Dynamic partners for digital transformation
Head of Digital
Debbie: Mr. Roberts here was the lead for an opportunity at Audi, and I sort of wedged my way into the process. We persuaded Audi that they really wanted to hear from IBM. We weren’t on their list.
Antony: That’s a true story. I didn’t want them at all. (Debbie laughs) Audi set out to find a new kind of full-service digital agency that could do everything to help us with our transformation — and I didn’t want IBM on the list. And yet, we went out with this RFP, and I got a response back from IBM which blew my mind — which was just like, that was it, they’re in. Then they pitched and it was like love at first sight.
Debbie: It was a perfect match! Our teams have been working together now for four years. It feels like a lifetime.
Debbie: I mean, it feels like a moment!
Debbie: IBM iX is our agency and IBM Garage is our approach to put innovation at the heart of an enterprise to drive transformation. It’s an end-to-end framework to deliver meaningful, measurable outcomes. And IBM Garage isn’t about doing things to organizations, it’s about doing things with them.
Audi’s goal was to have the best digital experience, bar none. So what IBM pitched was how we would take them there. The pitch wasn’t about how we would build beautiful, glossy pages. It was about how we would understand what the best digital experience meant for Audi. What did it mean to their customers, to them as an organization, to their partners? What we were pitching was actually the journey and a beautiful blank piece of paper — my favorite kind.
Antony: It’s questioning all the time. Which we do as kids. And then somewhere along the way, some of us forget to do that. We forget to ask the questions. And I think the people who are creators, creative people, never stop asking the questions, because they always want to understand. What does it do? How does it work? How can I make things better? In business transformation and digital transformation, do we sit consciously and go, “How are we going to be creative about this?” No. I think it’s just baked in.
Debbie: I don’t think about going around being creative. It’s not a skill I learned at school; it’s just how I think. I want to, you know, feel my way and learn through experience. I’m the person that wants to go on holiday by putting a passport in my pocket and going to the airport and saying, “What have you got that leaves in the next four hours?” So, just being free. Because it’s not really about the end, it’s about the journey and the experience. But I would also add that I’m a massive believer in measurable impact. It’s not just ideas for ideas’ sake, but ideas that can have meaningful impact on Audi’s business. If you can’t measure it, you shouldn’t do it.
Antony: In the first year of COVID, the market was down 30% for car sales. Audi is a premium, aspirational brand with a huge global following. It’s an emotional purchase for people. But still, at a point where nobody’s driving anywhere, you’ve got to maximize every opportunity you can. We had the ambition to try and drive leads up at a point when the market was down. And this is when we all got together — virtually — and got creative. And we made it happen. The outcome of that was that while the market was down 30%, we sent leads up 56%. And that is a testament to the creative thinkers on board, looking at every opportunity, and making sure we maximize every little increment that we could.

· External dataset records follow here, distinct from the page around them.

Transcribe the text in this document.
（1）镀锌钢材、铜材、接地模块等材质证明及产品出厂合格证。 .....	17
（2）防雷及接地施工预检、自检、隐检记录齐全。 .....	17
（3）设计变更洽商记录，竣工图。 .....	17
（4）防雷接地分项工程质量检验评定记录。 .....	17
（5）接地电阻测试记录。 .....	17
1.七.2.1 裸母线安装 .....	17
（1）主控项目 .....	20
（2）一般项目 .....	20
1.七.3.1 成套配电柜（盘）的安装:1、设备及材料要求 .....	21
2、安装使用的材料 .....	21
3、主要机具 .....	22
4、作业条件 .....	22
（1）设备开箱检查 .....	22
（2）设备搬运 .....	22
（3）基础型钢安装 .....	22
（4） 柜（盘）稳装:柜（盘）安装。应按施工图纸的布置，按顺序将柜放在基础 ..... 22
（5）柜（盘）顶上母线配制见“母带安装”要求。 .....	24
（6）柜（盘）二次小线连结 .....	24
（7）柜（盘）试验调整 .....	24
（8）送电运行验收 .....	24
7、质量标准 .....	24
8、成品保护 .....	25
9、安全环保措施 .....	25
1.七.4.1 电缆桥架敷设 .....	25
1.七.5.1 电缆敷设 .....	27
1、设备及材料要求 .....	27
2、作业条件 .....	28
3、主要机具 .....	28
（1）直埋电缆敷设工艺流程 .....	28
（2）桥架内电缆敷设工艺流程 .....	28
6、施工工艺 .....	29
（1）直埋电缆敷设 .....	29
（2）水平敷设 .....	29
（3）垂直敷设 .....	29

Debbie: For me, it’s about creating brain space. As human beings, we’re often driven by lists. We like lists, and we like order, and we like labels. We put ourselves in certain boxes. I’m kind of anti- all of these things. I don’t want to be in any one box. I don’t want to have any one label. I want all the labels because I can’t decide. And so, for me, it’s about making sure that my brain has the space to think laterally. I just want to input lots of data, then give myself time and space to just let that noodle.
Antony: For me, it’s a physical space and it’s a mental space. Mentally, I remind myself that life often gets better when you don’t try to do things just like everyone else. You know, failure just means the end of one path and the start of another path. And that keeps my brain in the right space. It keeps me asking the right sort of questions. I also need to be in a physical space that feels as though it’s almost feeding that creative curiosity. So I surround myself with things that are creative, that remind me of previous creative endeavors. And that kind of reminds me that, “Oh, I can do this.”
Debbie: I think the idea that innovation can be anywhere, and everywhere. It isn’t a department; it isn’t a separate division over in a different location behind a locked door so you can’t even see what’s happening. It’s a fishbowl in the middle of your enterprise where something different happens and everybody’s welcome. You know innovation and creativity are being unlocked in the deepest, darkest corners of operational floors and factory back offices and plants and huge retail organizations — creativity in every single person. Enterprises are beginning to unlock and harness those ideas and I think if you tried to do that even five years ago it just wouldn’t have taken flight.
Antony: Without sounding too grandiose, I think we’re possibly in the dawn of a new enlightenment, or a new kind of industrial revolution. You see these phases — we all work, we all go to factories, we all go to an office — but of course we don’t need to go to an office now and guess what, work still goes on. Technology has enabled that, and technology has enabled people to have more of a stake in their own destiny. Now there are opportunities for people who aren’t part of a huge corporation to have great ideas that fly — and that scares some people, and it scares some organizations too, but it’s incredibly empowering. Organizations should embrace that and look for these people and try to build cultures that attract that kind of talent.